Después de Artaud por Enrique Symns
Hasta los 20 años, siguiendo el modelo bocarrivereño que parece modelar la cultura argentina, yo tenía divididas a las bandas de rock tal como a los escritores. Boedo era Roberto Arlt y Florida era Beatriz Guido. Yo era fanático de las bandas rockeras de “Boedo”, el rock brutal y callejero, con letras que se paseaban por las calles del mundo y construían verdaderos himnos sobre ese dolor en que consiste el mundo (Manal, Moris, La Pesada del Rock and Roll, Pappo) y enemigo acérrimo de la pandilla de “Florida” (Charly García, Spinetta).

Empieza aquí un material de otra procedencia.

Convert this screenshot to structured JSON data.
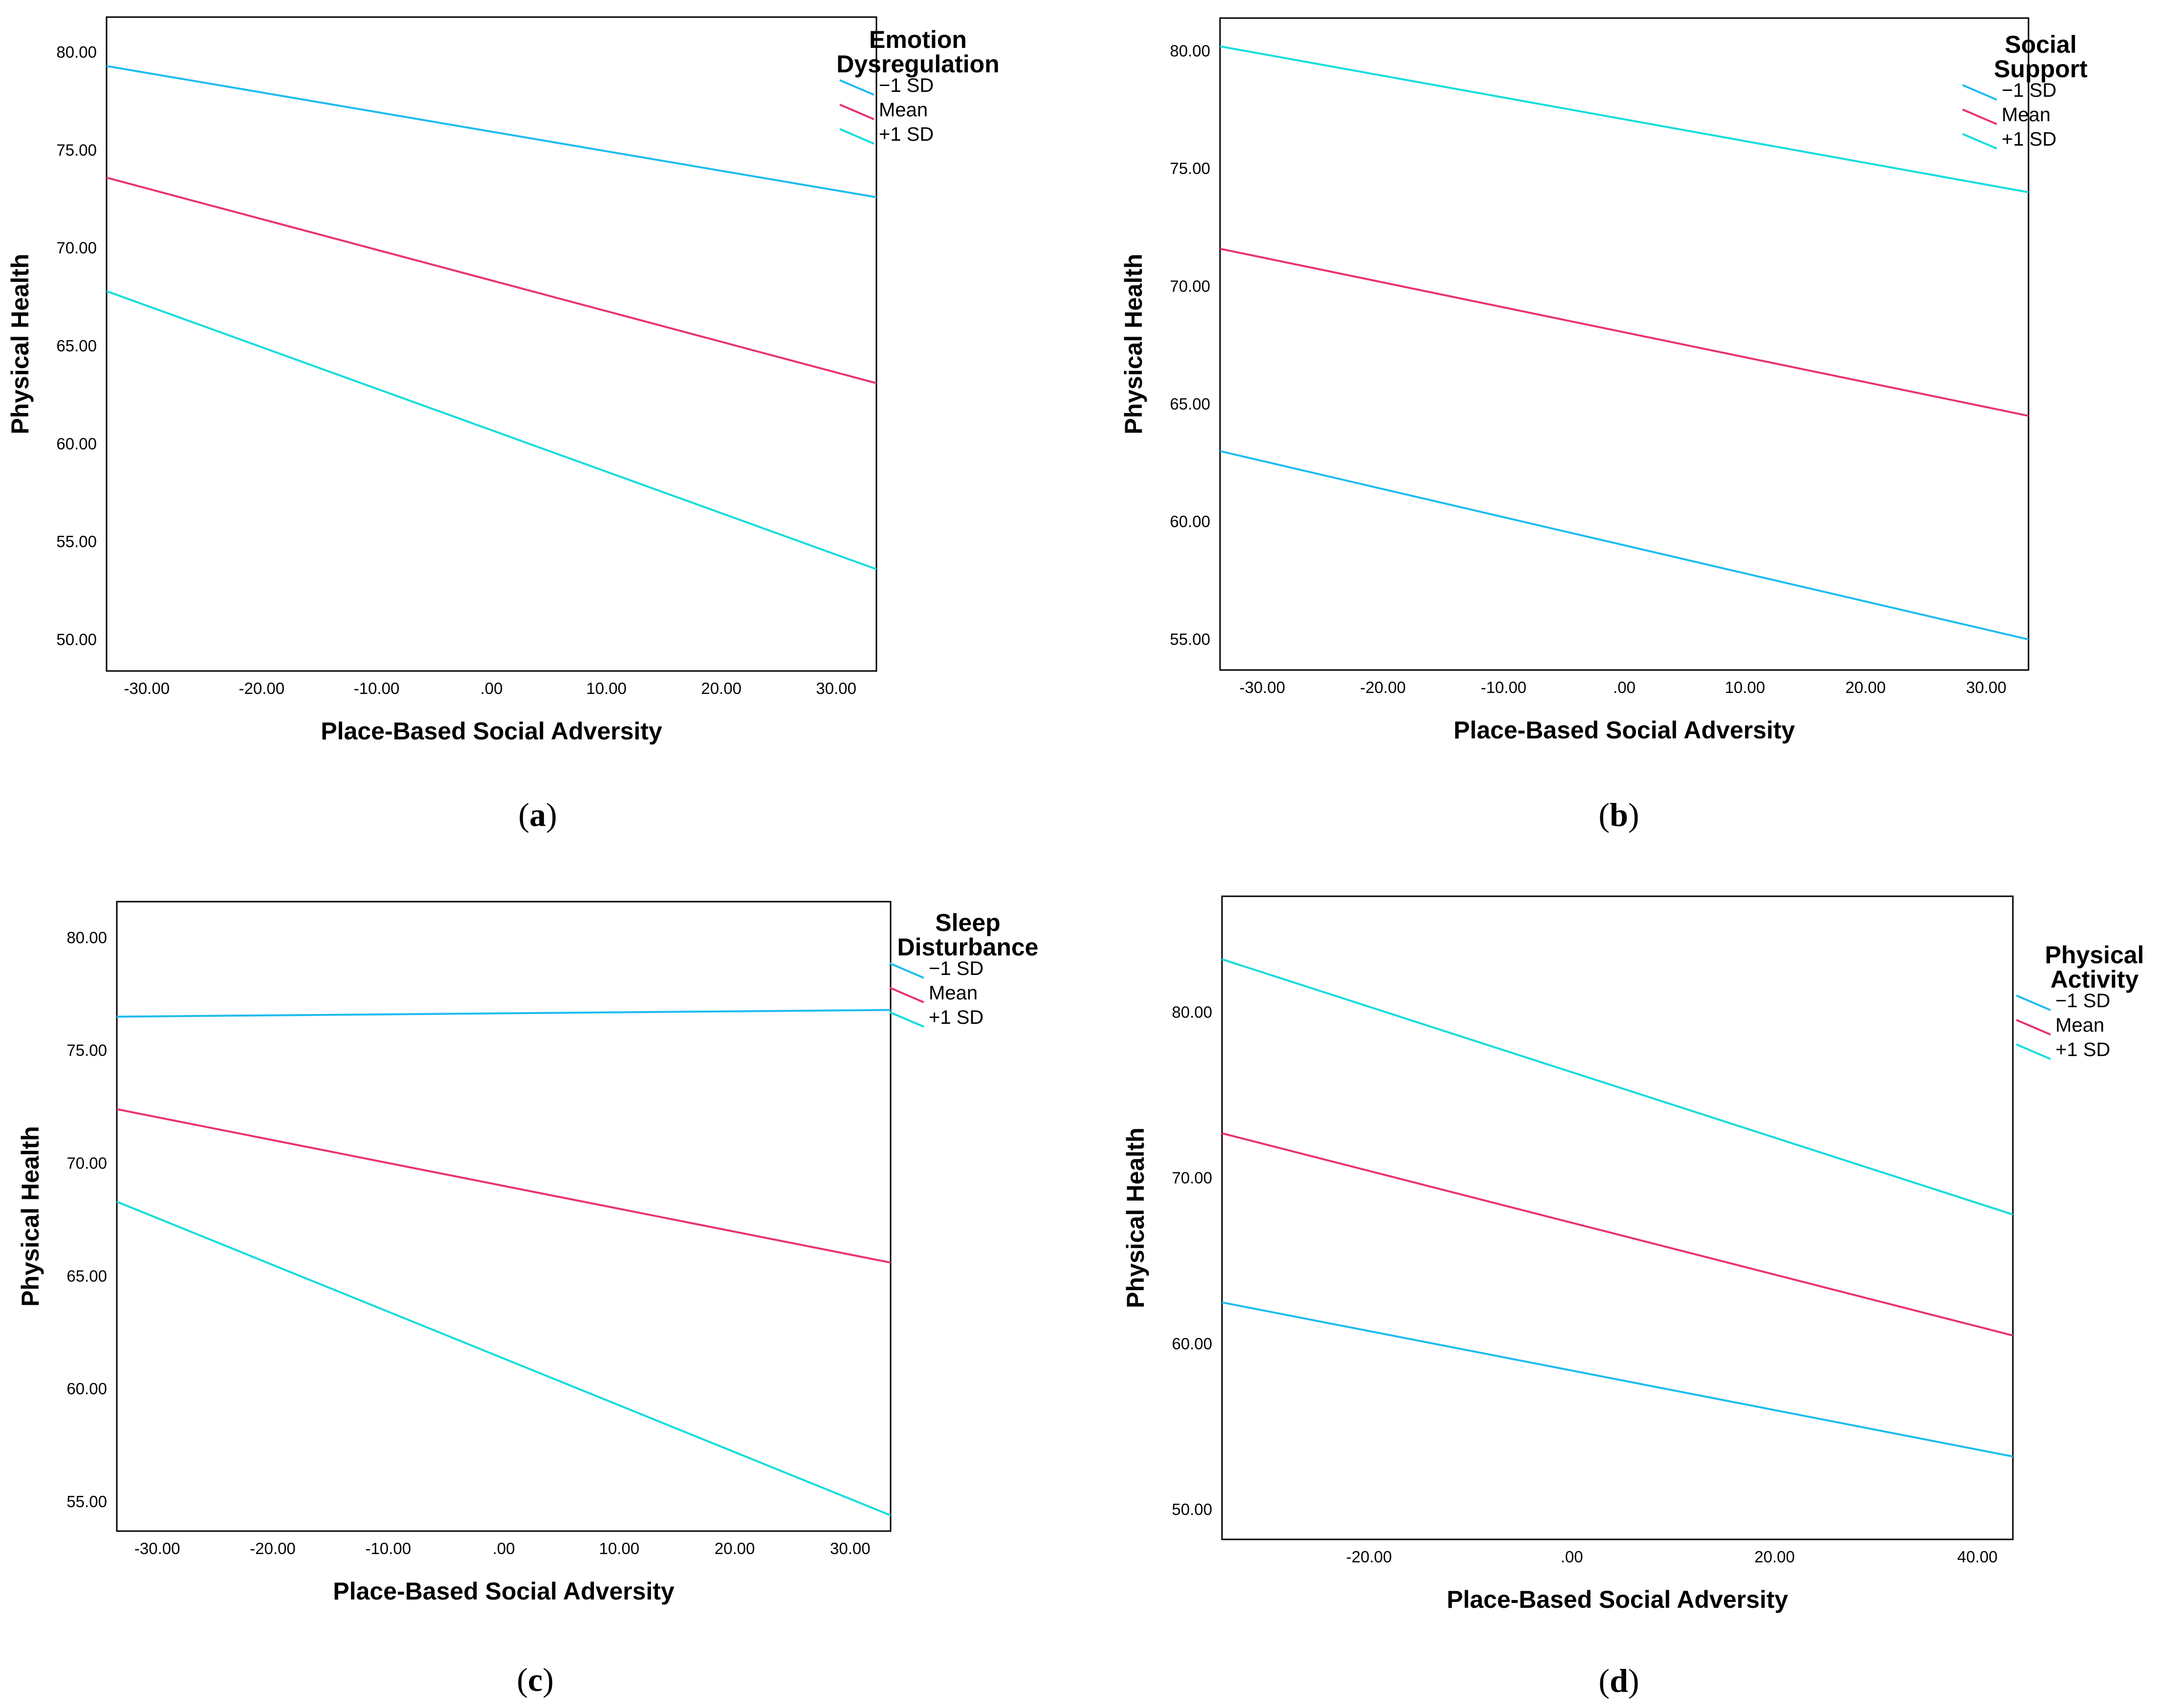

Era una enemistad abstracta y principista, ya que ni siquiera iba a los recitales de los integrantes del clan Florida ni jamás los escuchaba.
Hasta que a mediados del año 1972, mi amigo Florencio y su banda de pinchetos me arrastraron a la ciudad de La Plata donde asistí a un concierto de Pescado y comprendí que el misterio de la música desborda los diques clasificadores e inunda las regiones fantasmales de nuestras almas.
Todavía hoy recuerdo el terremoto emocional que me produjo el disco Artaud de Pescado Rabioso. Ni antes ni después, el rock nacional consiguió producir una obra construida con tanta sensatez pero capaz de producir un shock de insensatez profunda en quien la escuchaba. En la década del 70 los músicos nacionales fueron auténticos cazadores de unicornios sonoros, salían a buscar en la noche de la eternidad, animales que ni siquiera sabían que existían. Cuando sabe, el hombre lo es menos, porque su verdadero hogar es lo que ignora. Artaud no era un disco ni un grupo de canciones, dentro de esa masa informe de sonidos, cada músico había aportado su visita a las regiones de la ignorancia.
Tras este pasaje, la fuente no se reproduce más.